The rest of the Veneto

Tiramisu, a well-known dessert from the Veneto region.
  • Tiramisu: one of the most popular desserts in Italy and Europe, it is made with chocolate, mascarpone, and dark-coffee-dipped savoiardi (a kind of Italian biscuits).
  • Mandorlato: typical Venetian hard torrone, made in the town of Cologna Veneta.
  • Pasta e faxioi ała veneta: a soup made by pasta, beans and bacon.
  • Grigliata mista: mixed grilled meats, as pork ribs, pork sausages, pork chops, chicken breasts, bacon strips, beef ribs, always served together with grilled polenta.
  • Gran bollito veneto (or bollito misto alla veneta): mixed boiled meats, beef, hen, beef tongue, cotechino, cooked together.
  • Galletto alla brace: grilled cockerel.
  • Maiale al latte: braised pork meat, cooked in the milk.
  • Tripe ała veneta: tripe cooked with vegetables, butter and olive oil, then to be served dressed with grated grana cheese.
  • Radicchio alla griglia: a Trevisan-based plate of grilled endive leaves.
  • Porchetta trevigiana: often stuffed inside a panino.
  • Gallina alla canèvera: a dish from a very old Padua or Vicenza tradition, dating back to the Middle-Age, in which hen meat is boiled together with mixed vegetables inside a pork bladder.
  • Połenta bianca: a variety of polenta made by biancoperla cornmeal, it is typical of the plain areas but above all of the territories of Padua and Venice, and it has a white and not yellow colour.
  • Sfilacci di cavallo: frayed dried horse meat, typical of Padua and its province, it can be traditionally used to dress a bigoli dish or eaten alone, but in modern years it is popular also to dress a pizza.
  • Oca in onto: a goose marinated for some day in salt or herbes and under its own fat, to be cooked later, typical of the area of Padua.
  • Bigołi al'arna: bigoli pasta served together with a duck meat sauce.
  • Spezzatino di musso: donkey stew.
  • Połenta e oxełi: roasted small birds, as quails, served together with polenta - this dish, at the time of the Republic of Venice, was exported to East Lombardy too, and in Bergamo a cake took the same name (polenta e osei).
  • Casunziei.
  • Pastìn: a typical food from Belluno, consists of mixed pork and beef meat, cut anyhow.

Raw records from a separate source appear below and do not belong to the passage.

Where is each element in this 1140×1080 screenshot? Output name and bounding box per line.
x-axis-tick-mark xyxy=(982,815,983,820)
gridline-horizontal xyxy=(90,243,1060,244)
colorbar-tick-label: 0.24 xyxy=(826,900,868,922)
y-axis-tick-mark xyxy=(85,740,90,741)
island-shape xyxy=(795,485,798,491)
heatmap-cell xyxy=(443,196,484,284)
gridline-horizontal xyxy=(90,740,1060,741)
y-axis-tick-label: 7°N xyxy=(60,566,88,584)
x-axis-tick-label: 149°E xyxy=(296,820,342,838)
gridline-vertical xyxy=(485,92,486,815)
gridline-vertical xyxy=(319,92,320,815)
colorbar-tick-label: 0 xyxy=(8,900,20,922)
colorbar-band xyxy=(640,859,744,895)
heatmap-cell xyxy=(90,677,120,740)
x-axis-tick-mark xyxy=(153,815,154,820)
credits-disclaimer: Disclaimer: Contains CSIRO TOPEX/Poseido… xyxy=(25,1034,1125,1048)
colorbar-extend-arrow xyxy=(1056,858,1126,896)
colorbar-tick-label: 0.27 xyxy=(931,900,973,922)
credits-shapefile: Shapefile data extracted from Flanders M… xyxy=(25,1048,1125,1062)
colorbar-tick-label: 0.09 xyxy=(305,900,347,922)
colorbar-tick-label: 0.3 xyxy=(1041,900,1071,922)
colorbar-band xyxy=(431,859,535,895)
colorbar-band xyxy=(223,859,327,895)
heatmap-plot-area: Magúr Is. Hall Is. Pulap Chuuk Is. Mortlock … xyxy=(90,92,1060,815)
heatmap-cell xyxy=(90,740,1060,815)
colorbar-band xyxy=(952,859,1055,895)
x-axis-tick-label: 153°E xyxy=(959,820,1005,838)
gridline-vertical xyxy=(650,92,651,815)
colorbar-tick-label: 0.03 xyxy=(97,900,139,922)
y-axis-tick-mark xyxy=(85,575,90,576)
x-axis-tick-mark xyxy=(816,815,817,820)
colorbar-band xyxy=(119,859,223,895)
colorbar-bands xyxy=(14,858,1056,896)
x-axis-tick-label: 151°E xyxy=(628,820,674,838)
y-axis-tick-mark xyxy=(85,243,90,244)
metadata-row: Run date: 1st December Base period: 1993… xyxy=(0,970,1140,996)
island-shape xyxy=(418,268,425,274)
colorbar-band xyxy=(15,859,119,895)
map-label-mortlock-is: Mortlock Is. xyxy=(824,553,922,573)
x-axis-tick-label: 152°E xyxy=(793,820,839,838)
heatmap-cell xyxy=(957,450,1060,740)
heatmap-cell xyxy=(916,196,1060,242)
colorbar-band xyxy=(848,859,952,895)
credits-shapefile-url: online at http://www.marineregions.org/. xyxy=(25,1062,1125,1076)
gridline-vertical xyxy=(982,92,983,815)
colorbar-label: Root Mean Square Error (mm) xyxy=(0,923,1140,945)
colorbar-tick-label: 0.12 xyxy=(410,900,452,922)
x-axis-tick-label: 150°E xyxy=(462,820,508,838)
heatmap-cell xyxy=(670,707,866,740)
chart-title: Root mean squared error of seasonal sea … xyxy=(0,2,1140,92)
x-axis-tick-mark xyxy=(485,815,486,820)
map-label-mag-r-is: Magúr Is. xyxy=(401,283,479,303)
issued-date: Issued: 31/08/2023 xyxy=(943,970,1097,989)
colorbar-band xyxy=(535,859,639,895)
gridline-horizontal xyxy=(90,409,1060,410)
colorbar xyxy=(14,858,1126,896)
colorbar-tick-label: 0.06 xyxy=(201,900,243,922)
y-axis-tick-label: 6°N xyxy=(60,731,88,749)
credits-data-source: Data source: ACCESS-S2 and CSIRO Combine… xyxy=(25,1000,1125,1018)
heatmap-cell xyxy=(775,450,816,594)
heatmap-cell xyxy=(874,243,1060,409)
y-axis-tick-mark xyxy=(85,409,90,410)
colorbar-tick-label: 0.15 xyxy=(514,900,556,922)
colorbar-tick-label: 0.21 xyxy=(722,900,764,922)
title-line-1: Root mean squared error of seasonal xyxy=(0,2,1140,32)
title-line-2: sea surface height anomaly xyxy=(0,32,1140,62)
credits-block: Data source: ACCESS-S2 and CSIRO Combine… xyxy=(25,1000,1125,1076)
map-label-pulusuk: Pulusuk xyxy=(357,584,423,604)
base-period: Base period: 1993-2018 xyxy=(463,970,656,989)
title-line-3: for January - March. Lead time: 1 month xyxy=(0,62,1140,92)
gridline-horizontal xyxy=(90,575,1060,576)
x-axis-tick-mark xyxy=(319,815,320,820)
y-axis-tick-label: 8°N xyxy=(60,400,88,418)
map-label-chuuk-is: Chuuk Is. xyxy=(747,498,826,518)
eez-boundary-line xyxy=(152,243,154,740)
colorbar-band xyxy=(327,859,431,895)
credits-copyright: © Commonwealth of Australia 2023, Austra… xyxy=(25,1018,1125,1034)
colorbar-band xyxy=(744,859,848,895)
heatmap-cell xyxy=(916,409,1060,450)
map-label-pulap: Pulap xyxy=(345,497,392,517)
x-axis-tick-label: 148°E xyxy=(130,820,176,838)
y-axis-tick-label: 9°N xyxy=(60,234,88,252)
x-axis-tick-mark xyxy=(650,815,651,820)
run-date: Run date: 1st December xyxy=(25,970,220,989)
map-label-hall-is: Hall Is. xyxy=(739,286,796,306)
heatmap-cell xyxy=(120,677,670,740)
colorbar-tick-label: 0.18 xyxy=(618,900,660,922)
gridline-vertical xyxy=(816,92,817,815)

Spices may be added in it, and this food is often eaten along with polenta.
  • Brasato all'amarone: braised beef meat cooked with Amarone wine, often served together with polenta.
  • Pastisada de caval: a dish from Veronese cuisine, dating back to the Middle-Age, in which horse meat is prepared with laurel, nutmeg, cloves, salt, pepper, vegetables, flour and beef broth, then served together with polenta.

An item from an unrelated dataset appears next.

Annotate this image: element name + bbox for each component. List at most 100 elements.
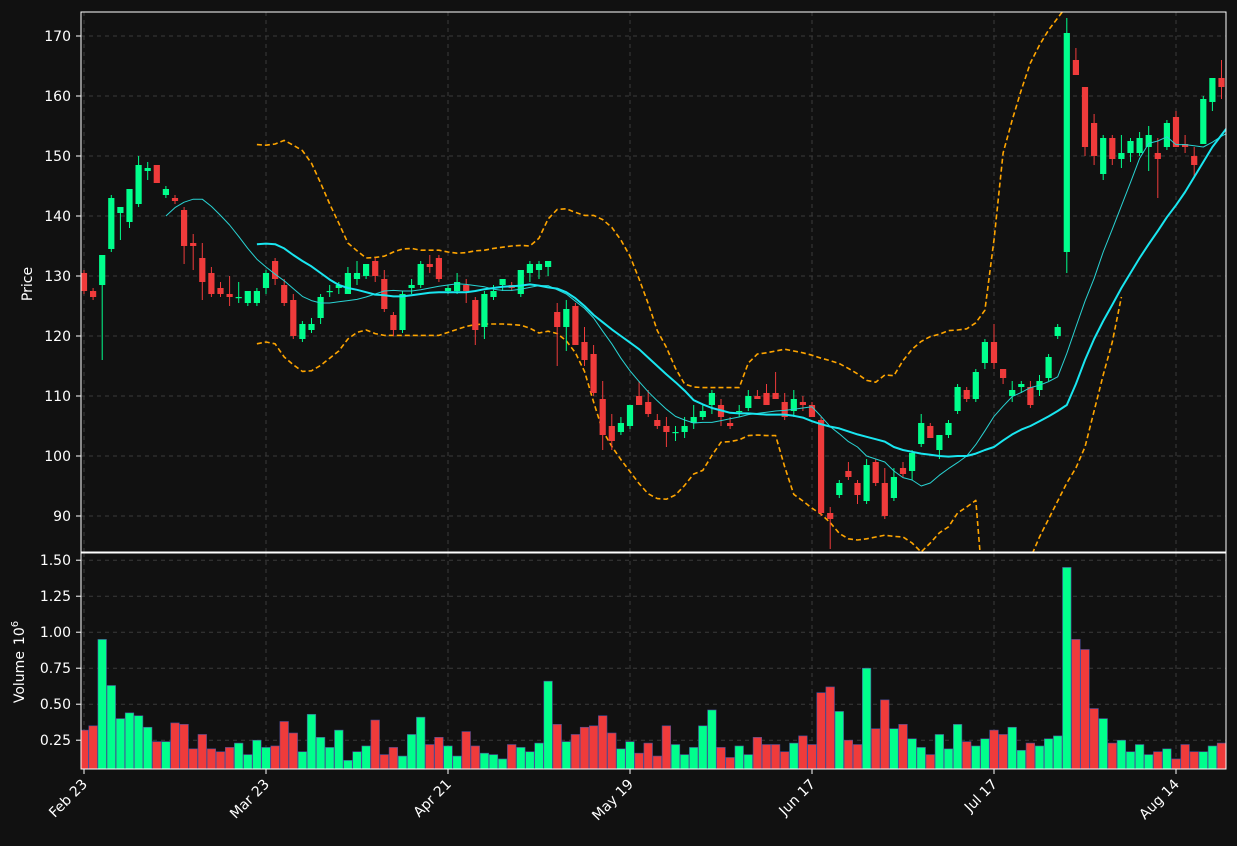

  • Lesso con la pearà: typical dish of Verona area, it consists of mixed meats boiled together with vegetables, beef and veal marrow, and broth.
  • Tortellini di Valeggio: hand-made fresh pasta of tortellini kind, stuffed with a mix of beef and pork meats, and vegetables, usually served with melted butter and sage, they are typical of the town of Valeggio sul Mincio on the river Mincio, southwest of Verona.
  • Riso Vialone Nano: a variety of rice typical of southern Veronese plain (Bassa Veronese), it is the rice used to prepare risotti across Veneto.
  • Soppressa: typical Venetian soft salami, it can be garlic-added.
  • Carpaccio.

Drinks and alcoholic beverages

  • Prosecco: a popular sparkling wine, which is often secco, which is dry, or amabile, which gives it a relatively sweet taste.
  • Pinot Grigio: one of the most common and prestigious wines of the region.
  • Bianco di Custoza: also one of the best wines of the region, it is cultivated in the Soave region near lake Garda.